Model selection
To investigate potential factors influencing activity patterns associated with the lunar cycle, we developed two models: a mixed effects model to explore factors that might influence activity during the lunar month, and a logistic mixed effects model to examine whether the lunar cycle influences habitat preference or avoidance by leopard and prey during the lunar cycle.

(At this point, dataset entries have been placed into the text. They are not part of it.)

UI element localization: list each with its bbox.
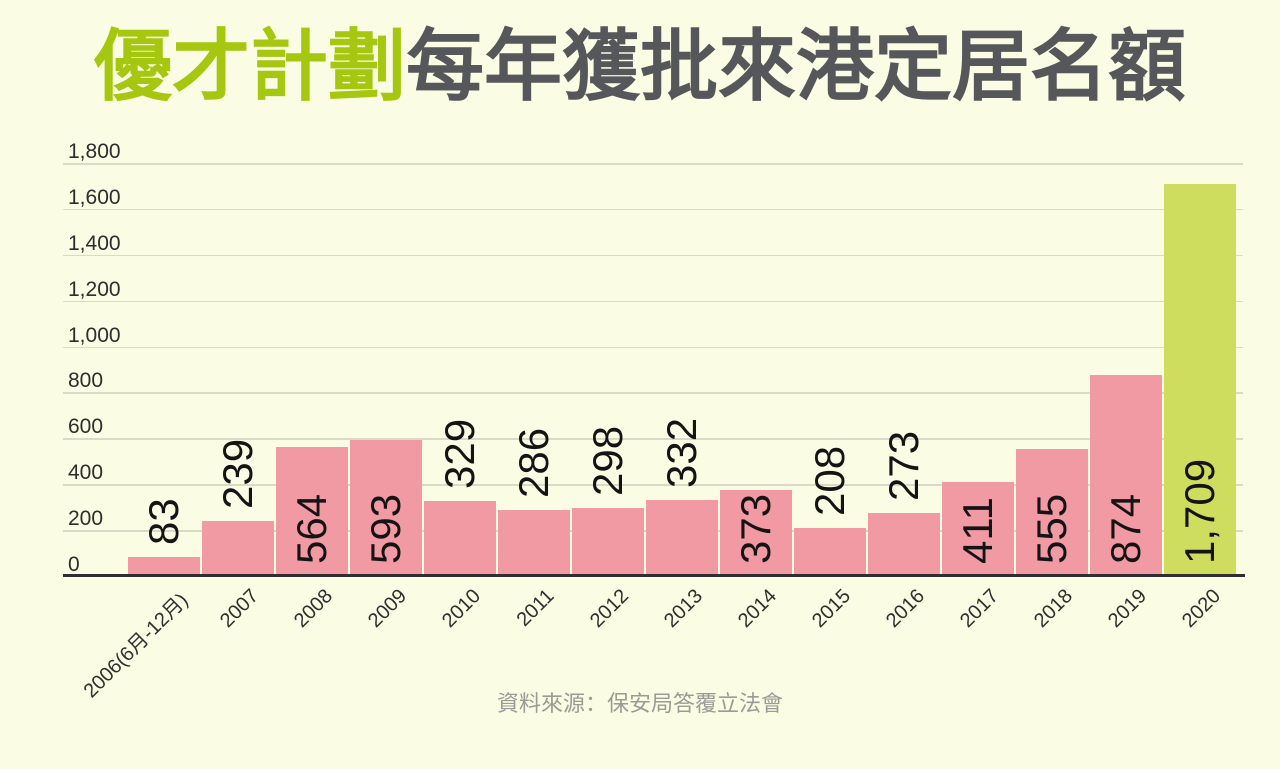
y-axis-tick-label: 800 (68, 369, 104, 393)
bar-value-label: 298 (584, 425, 631, 496)
bar-2017 (942, 481, 1014, 576)
bar-value-label: 1,709 (1176, 458, 1223, 564)
bar-value-label: 373 (732, 493, 779, 564)
bar-value-label: 329 (436, 418, 483, 489)
x-axis-label-text: 2012 (585, 585, 633, 633)
bar-value-label: 83 (140, 498, 187, 545)
bar-2011 (498, 510, 570, 576)
bar-value-label: 874 (1102, 493, 1149, 564)
x-axis-label-text: 2010 (437, 585, 485, 633)
page-title: 優才計劃每年獲批來港定居名額 (0, 18, 1280, 116)
bar-2010 (424, 500, 496, 576)
title-highlight: 優才計劃 (93, 22, 406, 110)
bar-2009 (350, 439, 422, 576)
bar-2014 (720, 490, 792, 576)
y-axis-tick-label: 600 (68, 415, 104, 439)
bar-2015 (794, 528, 866, 576)
x-axis-label-text: 2015 (807, 585, 855, 633)
bar-value-label: 564 (288, 493, 335, 564)
bar-2018 (1016, 448, 1088, 576)
bar-2012 (572, 507, 644, 576)
x-axis-label-text: 2013 (659, 585, 707, 633)
bar-2019 (1090, 375, 1162, 576)
bar-2006 (128, 556, 200, 576)
y-axis-tick-label: 1,600 (68, 185, 121, 209)
x-axis-label-text: 2020 (1177, 585, 1225, 633)
x-axis-label-text: 2009 (363, 585, 411, 633)
x-axis-label-text: 2011 (512, 585, 559, 631)
x-axis-line (63, 574, 1245, 577)
y-gridline (63, 438, 1243, 440)
bar-2020 (1164, 183, 1236, 576)
y-axis-tick-label: 0 (68, 553, 80, 576)
bar-value-label: 273 (880, 431, 927, 502)
y-gridline (63, 300, 1243, 303)
x-axis-label-text: 2016 (881, 585, 929, 633)
y-gridline (63, 254, 1243, 257)
bar-2016 (868, 513, 940, 576)
bar-2008 (276, 446, 348, 576)
x-axis-label-text: 2014 (733, 585, 781, 633)
bar-value-label: 411 (954, 497, 1001, 564)
source-note: 資料來源：保安局答覆立法會 (496, 691, 783, 716)
y-axis-tick-label: 400 (68, 461, 104, 485)
y-gridline (63, 163, 1243, 165)
y-axis-tick-label: 200 (68, 507, 104, 531)
y-axis-tick-label: 1,000 (68, 323, 121, 347)
bar-value-label: 286 (510, 428, 557, 499)
y-axis-tick-label: 1,200 (68, 277, 121, 301)
y-gridline (63, 484, 1243, 486)
bar-value-label: 239 (214, 439, 261, 510)
x-axis-label-text: 2007 (215, 585, 263, 633)
y-axis-tick-label: 1,800 (68, 140, 121, 163)
y-axis-tick-label: 1,400 (68, 231, 121, 255)
x-axis-label-text: 2019 (1103, 585, 1151, 633)
x-axis-label-text: 2008 (289, 585, 337, 633)
y-gridline (63, 392, 1243, 394)
x-axis-label-text: 2018 (1029, 585, 1077, 633)
title-main: 每年獲批來港定居名額 (406, 22, 1187, 110)
bar-value-label: 332 (658, 417, 705, 488)
bar-value-label: 593 (362, 493, 409, 564)
y-gridline (63, 208, 1243, 211)
bar-2007 (202, 521, 274, 576)
bar-value-label: 208 (806, 446, 853, 517)
bar-2013 (646, 499, 718, 576)
y-gridline (63, 346, 1243, 349)
bar-value-label: 555 (1028, 493, 1075, 564)
x-axis-label-text: 2017 (955, 585, 1003, 633)
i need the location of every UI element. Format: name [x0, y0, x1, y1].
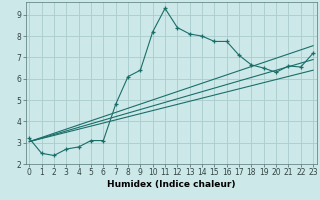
X-axis label: Humidex (Indice chaleur): Humidex (Indice chaleur)	[107, 180, 236, 189]
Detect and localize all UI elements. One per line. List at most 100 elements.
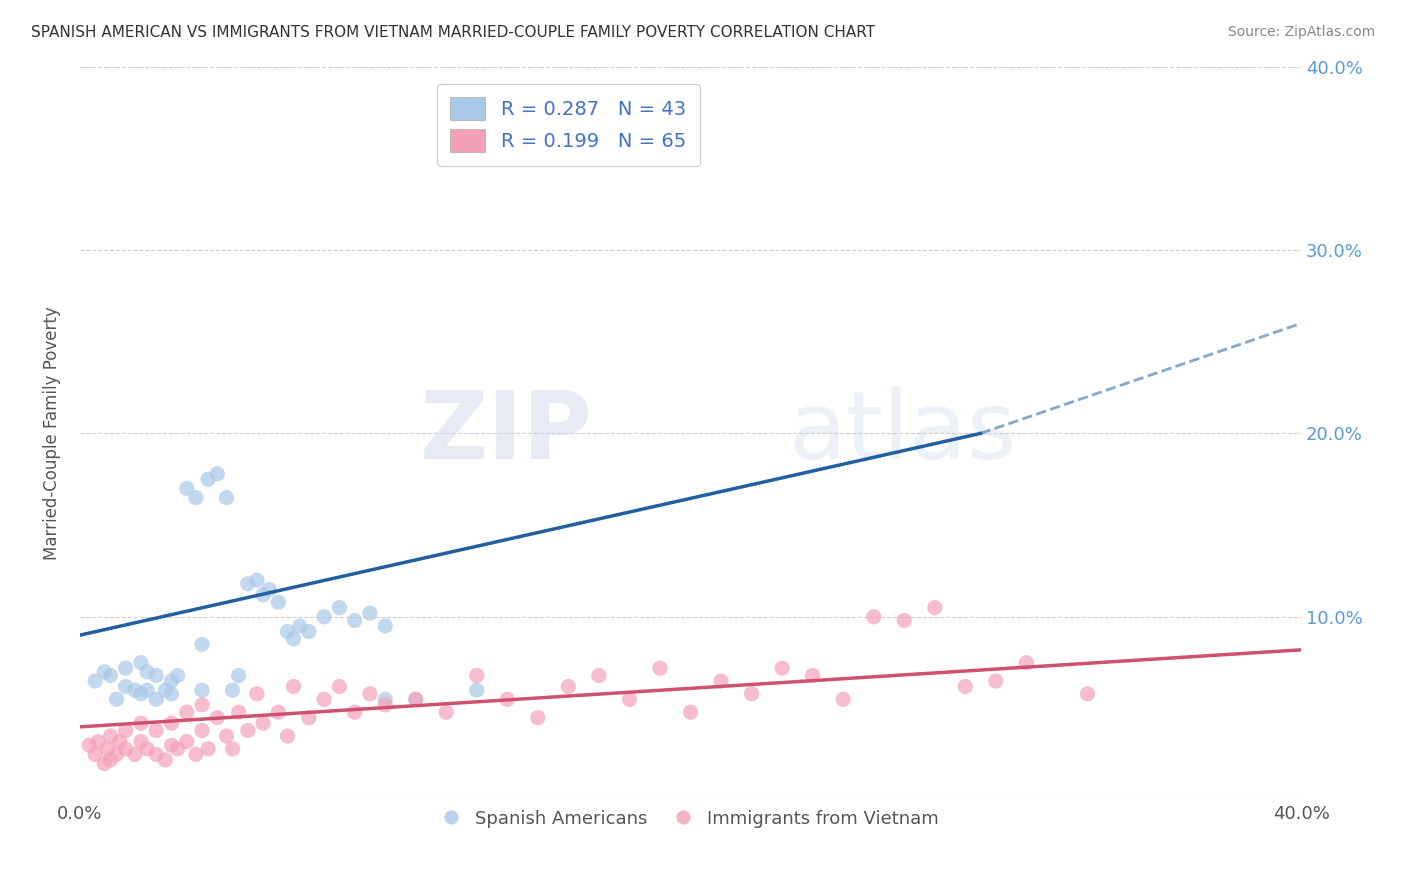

For the first model that explored lunar cycle activity, we examined which factors were associated with an increase or decrease in activity closer to the full moon phase (e.g., lunar phobic versus lunar philic). To investigate this hypothesis, we used a Generalized Linear Mixed Effects Model (GLMM) using only nocturnal data (activity predominantly between 1 h after the sunset and 1 h before the sunrise), with temporal activity events occurring during the full moon’ as the response variable to check lunar phase influences on animals’ activities (Norris et al., 2010). Wed also categorized seasons as either summer or winter as we suspected that predators and prey may shift their activity in the different seasons (Yang et al. 2019). In addition, there is an ecologically significant factor which positively influences an animal’s night and day activity called ‘Moonlight Risk Index’ (MRI) (Gigliotti and Diefenbach, 2018, Searle et al., 2021). We calculated this index of nocturnal luminosity by multiplying together the amount of the moon illuminated, the proportion of time between sunset and sunrise that the moon was above the horizon and their information taken from moonrise software for each moon phase data stamped on camera trap images and the inverse proportion of the sky covered in clouds between 0 (overcast) and 1 (clear) as an explanatory variable; clouds cover information data for each capture event was taken from a free online data source in the Heshun county in tieqiaoshan provincial nature reserve (TPNR) in Shanxi province China (https://m.tianqi.com/lishi/heshun/201601.html) see for more details in Table 1.
First, for all global models used in model 1 or 2, we checked for multi-collinearity using the variance inflation factor (VIF), with covariates eliminated from our model at VIF > 3, and using Pearson correlation test, a variable was excluded when correlation |r| > 0.7 with other covariates (Yang et al., 2019). Second, we used super-ranked correlation test to check leopard and prey temporal co-occurrence or avoidance. Third, the GLMMs were fitted using the R package lme 4 and MuMIn (Yang et al., 2019).We used stepAIC to select the most parsimonious model at delta AICc ≤ 2 (Zaman et al., 2019, Zaman et al., 2020b).
For the second model which explored circadian activity events during the four different lunar phases for leopard and prey linked to habitat factors, we considered four moon phase activity occurrence events of the leopards and their prey species during the night and daytime into the following three categories: (1) nocturnal, as defined above; (2) diurnal, activity predominantly between 1 h after sunrise and 1 h before sunset, and; crepuscular, 1 h before sunrise to 1 h after sunrise and 1 h before sunset to 1 h after sunset (Zhao et al., 2020). For example, if a species was less active during the full moon or other lunar phase at the nighttime (lunar phobic), we examined whether that species shifted to being more active during daylight (full moon day or other moon phases) hours to compensate for the time ‘lost’ by being less active at night during the full moon phase. For each activity during night vs day events, ROC was used to define the accuracy of a classification model at the user-defined threshold value of 0.5 (Zaman et al., 2020b), and area under the curve (AUC) score of ≤ 0.7 (Jiang et al., 2015) and also ran a Shapiro–Wilk’s test and graphic examination of histograms were made to confirm that the data were normally distributed. We used a Logistic Generalized Linear Mixed Effects Model (GLMM) with the designation of day or night activity capturing events during four moon phases only set as the binary response variable (0 all moon phases of day, 1 all moon phases of night, i.e., day vs. night ). Habitat factors were included as explanatory variables and the camera trap identity was considered a random effect in our model to differentiate between the effects of non-dependent variables, removing when not a random effect (Yang et al., 2019, Zaman et al., 2019, Zaman et al., 2020b) and packages rocr, lmtest, car and package lme 4 and MuMIn were used for Logistic Generalized Linear Mixed Effects Model (GLMM) and all the analysis were computed in R statistical software V.3.5.1 package (www.r-project.org, R Core Development Team 2018).